Where we are: USD/CAD is currently trading at 1.3603, down 0.56% on the day. The pair broke lower in European morning trade after consolidating in a narrow range overnight, supported by the bottom end of the day’s range at 1.3598. This move erases Friday’s gains and puts USDCAD back near the week’s lows.
What’s driving it: Dollar weakness is the primary driver, with the DXY shedding 0.29% to trade at 98.14. This is compounded by a modest bid in risk assets, as seen in futures markets. The US 10-year yield, while slightly higher at 4.323%, isn’t providing significant support to the greenback, and the US-Canada 10-year yield spread remains wide at +83bp, giving little incentive for CAD strength. Speculative positioning in CAD remains modestly short, although the recent increase in net shorts suggests a degree of capitulation, leaving some squeeze potential.
- USD broad index down -0.24% as of last week Friday.
- US 10Y real yield (TIPS) is falling, which is a tailwind for gold and a headwind for the USD.
- Nikkei outperformance is broad-based, hitting its best levels in weeks.

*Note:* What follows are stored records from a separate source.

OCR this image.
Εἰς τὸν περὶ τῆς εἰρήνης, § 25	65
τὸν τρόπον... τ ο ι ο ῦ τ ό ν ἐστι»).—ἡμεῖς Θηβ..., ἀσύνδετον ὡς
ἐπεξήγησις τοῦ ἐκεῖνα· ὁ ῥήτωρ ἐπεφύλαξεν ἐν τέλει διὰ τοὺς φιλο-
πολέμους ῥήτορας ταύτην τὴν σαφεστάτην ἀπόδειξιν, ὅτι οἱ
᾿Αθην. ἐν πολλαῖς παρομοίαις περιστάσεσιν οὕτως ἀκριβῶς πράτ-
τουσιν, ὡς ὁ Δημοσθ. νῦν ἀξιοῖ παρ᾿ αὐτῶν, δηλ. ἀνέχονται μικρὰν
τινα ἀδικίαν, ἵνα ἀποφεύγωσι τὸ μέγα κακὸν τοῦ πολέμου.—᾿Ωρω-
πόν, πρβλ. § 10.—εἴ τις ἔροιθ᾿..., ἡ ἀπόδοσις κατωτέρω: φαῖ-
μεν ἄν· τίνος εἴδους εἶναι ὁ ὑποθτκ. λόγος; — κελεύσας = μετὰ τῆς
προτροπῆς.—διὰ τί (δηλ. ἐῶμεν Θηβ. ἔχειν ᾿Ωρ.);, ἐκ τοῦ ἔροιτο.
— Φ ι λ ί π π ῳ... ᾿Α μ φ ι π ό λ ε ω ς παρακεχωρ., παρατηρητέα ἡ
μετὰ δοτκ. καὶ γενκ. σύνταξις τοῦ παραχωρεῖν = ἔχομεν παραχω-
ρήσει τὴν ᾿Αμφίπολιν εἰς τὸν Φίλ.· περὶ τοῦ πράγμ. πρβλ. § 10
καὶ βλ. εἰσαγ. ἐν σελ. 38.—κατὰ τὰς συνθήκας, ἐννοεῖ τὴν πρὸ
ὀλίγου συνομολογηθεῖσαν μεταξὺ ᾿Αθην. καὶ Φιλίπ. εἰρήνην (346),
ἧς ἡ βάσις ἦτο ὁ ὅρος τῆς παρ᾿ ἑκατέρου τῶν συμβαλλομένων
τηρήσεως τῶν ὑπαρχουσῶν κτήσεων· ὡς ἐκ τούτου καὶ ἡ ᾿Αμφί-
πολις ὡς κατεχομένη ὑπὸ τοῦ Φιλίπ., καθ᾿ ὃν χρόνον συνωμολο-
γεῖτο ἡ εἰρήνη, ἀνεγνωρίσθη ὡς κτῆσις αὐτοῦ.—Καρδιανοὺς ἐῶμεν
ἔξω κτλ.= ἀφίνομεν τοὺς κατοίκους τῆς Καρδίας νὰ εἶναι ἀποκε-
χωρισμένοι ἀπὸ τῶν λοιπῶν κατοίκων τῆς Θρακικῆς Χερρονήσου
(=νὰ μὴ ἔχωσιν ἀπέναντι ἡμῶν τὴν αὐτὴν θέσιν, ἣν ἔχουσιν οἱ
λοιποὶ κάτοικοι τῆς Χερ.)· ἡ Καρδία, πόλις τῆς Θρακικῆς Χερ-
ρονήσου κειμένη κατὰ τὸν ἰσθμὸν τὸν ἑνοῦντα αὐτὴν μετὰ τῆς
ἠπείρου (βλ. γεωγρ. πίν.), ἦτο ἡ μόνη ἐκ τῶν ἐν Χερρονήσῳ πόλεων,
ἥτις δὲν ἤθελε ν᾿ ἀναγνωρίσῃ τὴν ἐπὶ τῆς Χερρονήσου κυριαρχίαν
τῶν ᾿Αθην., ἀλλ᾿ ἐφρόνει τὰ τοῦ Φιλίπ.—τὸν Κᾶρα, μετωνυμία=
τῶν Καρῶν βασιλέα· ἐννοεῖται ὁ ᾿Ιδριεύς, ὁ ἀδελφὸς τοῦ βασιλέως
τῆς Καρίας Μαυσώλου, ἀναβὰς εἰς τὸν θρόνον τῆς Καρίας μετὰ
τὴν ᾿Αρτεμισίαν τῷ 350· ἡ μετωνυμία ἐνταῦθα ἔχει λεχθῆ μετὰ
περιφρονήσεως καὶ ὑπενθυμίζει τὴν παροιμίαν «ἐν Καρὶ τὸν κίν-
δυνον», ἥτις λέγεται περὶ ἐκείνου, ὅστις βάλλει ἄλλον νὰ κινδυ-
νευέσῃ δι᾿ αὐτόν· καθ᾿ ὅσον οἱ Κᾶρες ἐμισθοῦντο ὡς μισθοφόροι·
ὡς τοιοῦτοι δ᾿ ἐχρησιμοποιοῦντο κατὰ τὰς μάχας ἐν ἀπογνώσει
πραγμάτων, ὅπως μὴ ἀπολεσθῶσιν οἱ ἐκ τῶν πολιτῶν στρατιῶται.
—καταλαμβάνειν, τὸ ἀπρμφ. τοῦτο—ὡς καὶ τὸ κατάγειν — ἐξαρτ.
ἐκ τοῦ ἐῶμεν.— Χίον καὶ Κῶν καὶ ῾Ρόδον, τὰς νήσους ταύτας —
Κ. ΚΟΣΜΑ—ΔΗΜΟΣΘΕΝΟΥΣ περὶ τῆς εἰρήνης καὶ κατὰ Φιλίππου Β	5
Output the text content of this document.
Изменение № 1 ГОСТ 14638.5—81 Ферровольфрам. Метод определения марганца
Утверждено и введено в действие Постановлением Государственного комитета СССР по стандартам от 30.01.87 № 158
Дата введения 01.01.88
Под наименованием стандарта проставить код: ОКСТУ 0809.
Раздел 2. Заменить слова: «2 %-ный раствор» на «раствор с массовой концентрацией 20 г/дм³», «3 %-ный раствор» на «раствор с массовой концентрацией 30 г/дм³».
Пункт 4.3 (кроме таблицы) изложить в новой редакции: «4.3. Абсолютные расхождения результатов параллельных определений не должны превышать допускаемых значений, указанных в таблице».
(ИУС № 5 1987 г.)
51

NY session focus: All eyes are on US data later this week, but today’s session will be driven by risk sentiment and dollar flows. Watch for any break of the 1.3598 level, which could open the door for a move towards 1.3550. On the upside, a sustained move above 1.3650 would negate the bearish momentum. The trade that’s working is short USDCAD on dips, targeting a move towards 1.3550. The trade at risk is being long USDCAD, especially if equity futures continue to grind higher. The pain trade for USDCAD is a sharp reversal in the DXY, pushing the pair back above 1.3700.